Eksistensi 'Kaum Pelangi' di bangku sekolah ini, dibenarkan oleh Kepala Kantor Cabang Dinas (KCD) Wilayah XI Garut Dinas Pendidikan Provinsi Jabar Aang Karyana. Menurut Aang, LGBT di sekolah memang ada.
"Jadi kan di Garut ini ada Perda Anti Maksiat. Seperti halnya narkoba, LGBT juga ada tim terpadu yang menangani. Memang benar mereka pernah memberikan laporan bahwa memang ada (pelajar LGBT)," kata Aang kepada detikJabar, Rabu, 3 September 2024.
Senada dengan Aang, Sekretaris Daerah (Sekda) Garut Nurdin Yana juga membenarkan adanya kalangan LGBT di Kabupaten Garut. Namun, penindakan sulit dilakukan karena 'Kaum Pelangi' kucing-kucingan dengan petugas.
"Dari dulu juga kita sebenarnya sudah bekerja, bergerak di kalangan pelajar. Jadi, kita mendengar ada juga masukan bahwa LGBT ini tempatnya di sana, di sini, kemudian kita kejar dan menghilang. Upaya pencegahan juga kita lakukan dengan teman-teman dari Diskominfo dan Satpol PP," ungkap Nurdin Yana kepada wartawan, Senin, (9/9/2024).
Nurdin Yana menjelaskan, pihaknya beberapa kali menemukan adanya indikasi aktivitas LGBT di grup WhatsApp. Namun, ketika ditelusuri, mereka kemudian menghilang.
"Kalau data kita jujur tidak mengetahui (berapa banyak). Tapi, cukup ada, banyak. Ada grup WA, kita kejar, hilang," katanya.
Kabupaten Garut sendiri diketahui merupakan daerah yang memiliki aturan terkait pelarangan aktivitas LGBT. Aturan tersebut tertuang dalam Peraturan Bupati (Perbup) Garut Nomor 47 Tahun 2023, yang dikeluarkan Bupati Garut periode 2013-2023, Rudy Gunawan.

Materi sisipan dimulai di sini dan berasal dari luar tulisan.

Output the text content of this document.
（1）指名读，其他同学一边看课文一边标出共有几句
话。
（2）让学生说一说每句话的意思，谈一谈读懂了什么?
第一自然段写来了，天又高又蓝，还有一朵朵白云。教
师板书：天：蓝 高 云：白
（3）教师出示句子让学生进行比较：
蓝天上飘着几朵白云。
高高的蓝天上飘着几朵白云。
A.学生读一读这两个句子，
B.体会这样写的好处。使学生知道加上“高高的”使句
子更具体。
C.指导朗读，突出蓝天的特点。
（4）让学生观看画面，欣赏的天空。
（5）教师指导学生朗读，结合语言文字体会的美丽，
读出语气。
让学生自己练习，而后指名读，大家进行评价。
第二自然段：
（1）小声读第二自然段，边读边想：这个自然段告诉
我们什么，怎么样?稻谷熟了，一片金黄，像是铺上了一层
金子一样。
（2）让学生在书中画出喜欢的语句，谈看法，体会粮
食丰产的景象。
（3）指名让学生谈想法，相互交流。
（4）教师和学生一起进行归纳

Perbup ini mengatur tentang anti perilaku maksiat. Salah satu poin yang dibahas di dalamnya, adalah aturan yang melarang aktivitas LGBT. Perbup ini merupakan turunan dari Perda Nomor 13 Tahun 2015, tentang Anti Perbuatan Maksiat.
Terkait isu LGBT di lingkungan sekolah ini, ditanggapi serius oleh kalangan ulama. Ketua Majelis Ulama Indonesia (MUI) Garut KH Sirojul Munir tak mentolerir perilaku menyimpang itu.
"Tentu MUI sudah mengatakan jika LGBT adalah haram hukumnya. Ini perilaku yang harus terus kita perangi meskipun tidak akan hilang dari muka bumi," kata Munir.
Munir mengaku sangat menyayangkan, karena saat ini, upaya pencegahan dan penindakan kasus LGBT di Garut dianggapnya melempem. MUI disebut Munir saat ini tak pernah dilibatkan lagi dalam melakukan pencegahan perilaku maksiat, termasuk LGBT.
"Sekarang sudah tidak ada. Padahal sangat disayangkan, karena sekarang sudah ada aturannya (Perbup). Justru masifnya pengawasan ini sebelum adanya Perbup," ungkap Munir.
Munir mengatakan, MUI sendiri mulai tahun ini akan bergerak sendiri mencegah perilaku maksiat di kalangan pelajar. Rencananya, MUI Garut akan mengerahkan ulama ke sekolah-sekolah untuk melakukan pencegahan.
"Tidak hanya untuk LGBT, tapi untuk seks bebas, narkoba, judi online juga jadi fokus kita," pungkas Munir.